Shareholders in Activision Blizzard approved overwhelmingly to accept Microsoft Corporation’s offer of $68.7 billion to acquire the company at yesterday’s Special Meeting of Stockholders. More than 98% of the shares voted in favour of the buyout offer, Activision Blizzard confirmed in a statement released on their website. The largest payment for a technology company in recorded history, toppling Dell’s acquisition of EMC Data Storage from 2016, it’s now expected the deal will conclude during Microsoft’s fiscal year, which ends on June 30th 2023.

Microsoft made public their all-cash proposal to acquire Activision Blizzard for $95 per share on January 18th, which was just a bit of a shock. The proposed deal would further consolidate the games industry and bring huge franchises like Call of Duty, Overwatch, Warcraft, Candy Crush and, really weirdly, Crash Bandicoot under Microsoft’s stewardship. Activision Blizzard’s, ahem, controversial CEO Bobby Kotick, who reportedly proposed buying games media outlets to ‘change the narrative’ surrounding the company, commented on the shareholders’ approval:

“Today’s overwhelmingly supportive vote by our stockholders confirms our shared belief that, combined with Microsoft, we will be even better positioned to create great value for our players, even greater opportunities for our employees, and to continue our focus on becoming an inspiring example of a welcoming, respectful, and inclusive workplace.”

At the end of March, Four United States senators including former Presidential candidate Bernie Sanders and Massachusetts representative Elizabeth Warren appealed to the Federal Trade Commission to consider the effect of Microsoft’s acquisition of Activision Blizzard on workers before approving the deal. Bloomberg report that the FTC’s lead Lina Khan is likely to oppose the deal when it’s reviewed. Other governments outside of the United States have also yet to approve the deal.

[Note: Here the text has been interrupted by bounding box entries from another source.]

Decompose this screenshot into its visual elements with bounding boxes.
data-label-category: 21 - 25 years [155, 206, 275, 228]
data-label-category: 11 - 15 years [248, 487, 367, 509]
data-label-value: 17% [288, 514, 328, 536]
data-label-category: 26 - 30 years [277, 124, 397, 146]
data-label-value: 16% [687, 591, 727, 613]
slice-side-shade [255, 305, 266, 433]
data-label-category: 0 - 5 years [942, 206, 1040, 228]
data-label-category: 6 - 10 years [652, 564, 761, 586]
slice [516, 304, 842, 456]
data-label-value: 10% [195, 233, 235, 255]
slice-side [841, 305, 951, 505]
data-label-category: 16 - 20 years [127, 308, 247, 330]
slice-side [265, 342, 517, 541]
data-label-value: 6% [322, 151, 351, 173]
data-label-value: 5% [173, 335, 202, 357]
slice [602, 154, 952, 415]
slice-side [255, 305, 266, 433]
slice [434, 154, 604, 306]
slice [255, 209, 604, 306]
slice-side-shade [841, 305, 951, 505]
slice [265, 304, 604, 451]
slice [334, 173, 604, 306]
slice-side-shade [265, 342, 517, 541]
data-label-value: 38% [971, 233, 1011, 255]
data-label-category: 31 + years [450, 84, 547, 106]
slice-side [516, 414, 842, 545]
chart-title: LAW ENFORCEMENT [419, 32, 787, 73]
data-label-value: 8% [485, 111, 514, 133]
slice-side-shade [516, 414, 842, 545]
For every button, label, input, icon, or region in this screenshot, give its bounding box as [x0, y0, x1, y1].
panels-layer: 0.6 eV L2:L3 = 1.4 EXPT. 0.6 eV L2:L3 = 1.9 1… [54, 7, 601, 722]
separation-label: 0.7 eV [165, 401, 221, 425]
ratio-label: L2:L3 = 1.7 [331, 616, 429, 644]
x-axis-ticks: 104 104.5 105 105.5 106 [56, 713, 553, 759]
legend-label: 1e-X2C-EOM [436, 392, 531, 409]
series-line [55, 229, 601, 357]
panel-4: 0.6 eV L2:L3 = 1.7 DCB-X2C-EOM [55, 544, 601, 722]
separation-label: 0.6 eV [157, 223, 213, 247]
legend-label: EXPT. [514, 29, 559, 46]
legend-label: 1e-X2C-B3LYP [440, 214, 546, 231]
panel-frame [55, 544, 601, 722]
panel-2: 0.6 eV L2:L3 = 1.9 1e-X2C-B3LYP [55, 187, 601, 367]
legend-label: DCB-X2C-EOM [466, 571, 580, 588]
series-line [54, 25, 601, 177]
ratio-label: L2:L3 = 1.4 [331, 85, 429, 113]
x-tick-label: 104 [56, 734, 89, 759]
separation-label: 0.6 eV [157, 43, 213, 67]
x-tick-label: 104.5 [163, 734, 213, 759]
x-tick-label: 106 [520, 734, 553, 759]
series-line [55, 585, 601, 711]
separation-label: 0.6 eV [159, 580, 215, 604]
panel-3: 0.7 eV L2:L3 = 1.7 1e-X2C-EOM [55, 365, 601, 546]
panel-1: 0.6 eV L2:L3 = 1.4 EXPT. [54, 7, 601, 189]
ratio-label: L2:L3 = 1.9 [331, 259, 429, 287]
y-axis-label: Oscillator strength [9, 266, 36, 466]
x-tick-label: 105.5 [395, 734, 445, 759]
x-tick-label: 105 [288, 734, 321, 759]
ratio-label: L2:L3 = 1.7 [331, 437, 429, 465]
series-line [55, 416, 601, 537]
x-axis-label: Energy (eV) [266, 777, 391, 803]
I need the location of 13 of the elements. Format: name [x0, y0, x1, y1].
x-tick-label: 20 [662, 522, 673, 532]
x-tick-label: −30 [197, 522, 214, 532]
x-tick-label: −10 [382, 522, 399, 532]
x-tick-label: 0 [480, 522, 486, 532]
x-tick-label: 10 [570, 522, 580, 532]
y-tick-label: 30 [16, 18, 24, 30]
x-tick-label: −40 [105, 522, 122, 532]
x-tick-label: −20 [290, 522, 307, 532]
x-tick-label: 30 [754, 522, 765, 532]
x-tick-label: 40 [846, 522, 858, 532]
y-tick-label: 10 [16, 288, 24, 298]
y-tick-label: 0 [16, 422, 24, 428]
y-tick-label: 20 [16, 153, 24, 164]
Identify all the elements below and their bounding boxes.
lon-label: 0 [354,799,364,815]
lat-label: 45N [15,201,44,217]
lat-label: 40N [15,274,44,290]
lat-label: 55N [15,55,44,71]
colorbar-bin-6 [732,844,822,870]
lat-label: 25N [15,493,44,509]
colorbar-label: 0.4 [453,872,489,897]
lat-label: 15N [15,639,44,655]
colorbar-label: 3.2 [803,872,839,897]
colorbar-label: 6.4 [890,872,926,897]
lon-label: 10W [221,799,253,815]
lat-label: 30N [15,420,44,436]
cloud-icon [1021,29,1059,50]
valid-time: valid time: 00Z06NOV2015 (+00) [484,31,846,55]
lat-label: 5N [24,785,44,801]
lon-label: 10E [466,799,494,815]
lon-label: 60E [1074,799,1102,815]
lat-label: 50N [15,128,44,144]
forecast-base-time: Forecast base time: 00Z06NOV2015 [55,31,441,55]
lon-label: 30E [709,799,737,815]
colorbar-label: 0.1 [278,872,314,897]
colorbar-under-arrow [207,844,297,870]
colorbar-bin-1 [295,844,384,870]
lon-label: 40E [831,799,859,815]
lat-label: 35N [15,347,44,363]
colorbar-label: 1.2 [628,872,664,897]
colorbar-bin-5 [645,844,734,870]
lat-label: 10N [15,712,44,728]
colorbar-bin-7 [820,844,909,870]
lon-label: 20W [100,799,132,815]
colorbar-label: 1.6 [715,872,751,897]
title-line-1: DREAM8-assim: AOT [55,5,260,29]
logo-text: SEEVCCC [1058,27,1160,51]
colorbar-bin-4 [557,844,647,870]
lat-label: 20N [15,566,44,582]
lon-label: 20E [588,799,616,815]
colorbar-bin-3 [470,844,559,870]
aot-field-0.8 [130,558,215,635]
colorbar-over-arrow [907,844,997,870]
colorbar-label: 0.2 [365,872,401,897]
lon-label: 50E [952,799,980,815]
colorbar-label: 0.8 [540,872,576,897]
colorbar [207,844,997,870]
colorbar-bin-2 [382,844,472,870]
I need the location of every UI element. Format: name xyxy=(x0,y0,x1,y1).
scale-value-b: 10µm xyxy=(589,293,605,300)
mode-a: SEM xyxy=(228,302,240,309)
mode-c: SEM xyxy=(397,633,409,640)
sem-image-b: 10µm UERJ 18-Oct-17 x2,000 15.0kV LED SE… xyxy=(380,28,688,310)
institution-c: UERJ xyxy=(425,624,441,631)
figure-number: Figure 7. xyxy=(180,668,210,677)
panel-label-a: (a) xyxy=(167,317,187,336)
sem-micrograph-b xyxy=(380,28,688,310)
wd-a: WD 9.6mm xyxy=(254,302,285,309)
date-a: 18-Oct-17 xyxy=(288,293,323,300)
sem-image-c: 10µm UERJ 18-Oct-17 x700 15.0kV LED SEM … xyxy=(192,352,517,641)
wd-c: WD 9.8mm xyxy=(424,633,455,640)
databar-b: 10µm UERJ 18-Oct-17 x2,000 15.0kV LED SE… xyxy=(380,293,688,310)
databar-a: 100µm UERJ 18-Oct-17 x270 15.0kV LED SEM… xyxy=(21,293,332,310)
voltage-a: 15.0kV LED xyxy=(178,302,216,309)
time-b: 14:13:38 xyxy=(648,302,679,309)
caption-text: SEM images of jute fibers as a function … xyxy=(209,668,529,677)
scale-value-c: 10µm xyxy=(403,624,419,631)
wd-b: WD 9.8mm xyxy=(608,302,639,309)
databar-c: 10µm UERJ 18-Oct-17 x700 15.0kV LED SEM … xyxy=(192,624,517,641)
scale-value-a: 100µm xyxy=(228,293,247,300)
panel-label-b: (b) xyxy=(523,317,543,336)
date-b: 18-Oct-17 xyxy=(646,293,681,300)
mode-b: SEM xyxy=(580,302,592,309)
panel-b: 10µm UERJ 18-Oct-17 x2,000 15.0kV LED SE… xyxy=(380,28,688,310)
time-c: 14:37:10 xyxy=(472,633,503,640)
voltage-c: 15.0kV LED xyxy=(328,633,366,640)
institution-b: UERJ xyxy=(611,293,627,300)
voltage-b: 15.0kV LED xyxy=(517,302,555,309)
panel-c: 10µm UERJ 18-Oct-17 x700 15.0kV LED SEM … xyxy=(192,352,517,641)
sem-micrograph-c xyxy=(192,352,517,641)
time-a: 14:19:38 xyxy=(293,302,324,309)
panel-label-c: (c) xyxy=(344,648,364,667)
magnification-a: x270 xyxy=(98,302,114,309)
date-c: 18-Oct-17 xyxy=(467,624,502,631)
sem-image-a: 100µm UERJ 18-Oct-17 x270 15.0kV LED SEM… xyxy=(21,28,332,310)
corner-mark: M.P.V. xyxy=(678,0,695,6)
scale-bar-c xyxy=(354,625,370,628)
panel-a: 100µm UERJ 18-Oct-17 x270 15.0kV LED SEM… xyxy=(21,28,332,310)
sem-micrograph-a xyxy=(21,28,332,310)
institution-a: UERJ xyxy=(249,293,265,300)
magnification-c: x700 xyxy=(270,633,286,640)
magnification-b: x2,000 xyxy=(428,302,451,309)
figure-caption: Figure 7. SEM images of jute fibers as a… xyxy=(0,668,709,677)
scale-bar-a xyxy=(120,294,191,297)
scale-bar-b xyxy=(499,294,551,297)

Activision Blizzard have struggled with accusations of sexual harrassment, discrimination and poor working conditions for their employees in recent years. These issues continue to play out in public, although Activision Blizzard finally acknowledged the demands of unionized Quality Assurance testers across most of the company earlier this month. Only Raven Software were left out of this change, although the United States’ National Labor Relations Board has since ruled that Raven’s QA staff can vote on unionization with ballots due to be sent out today.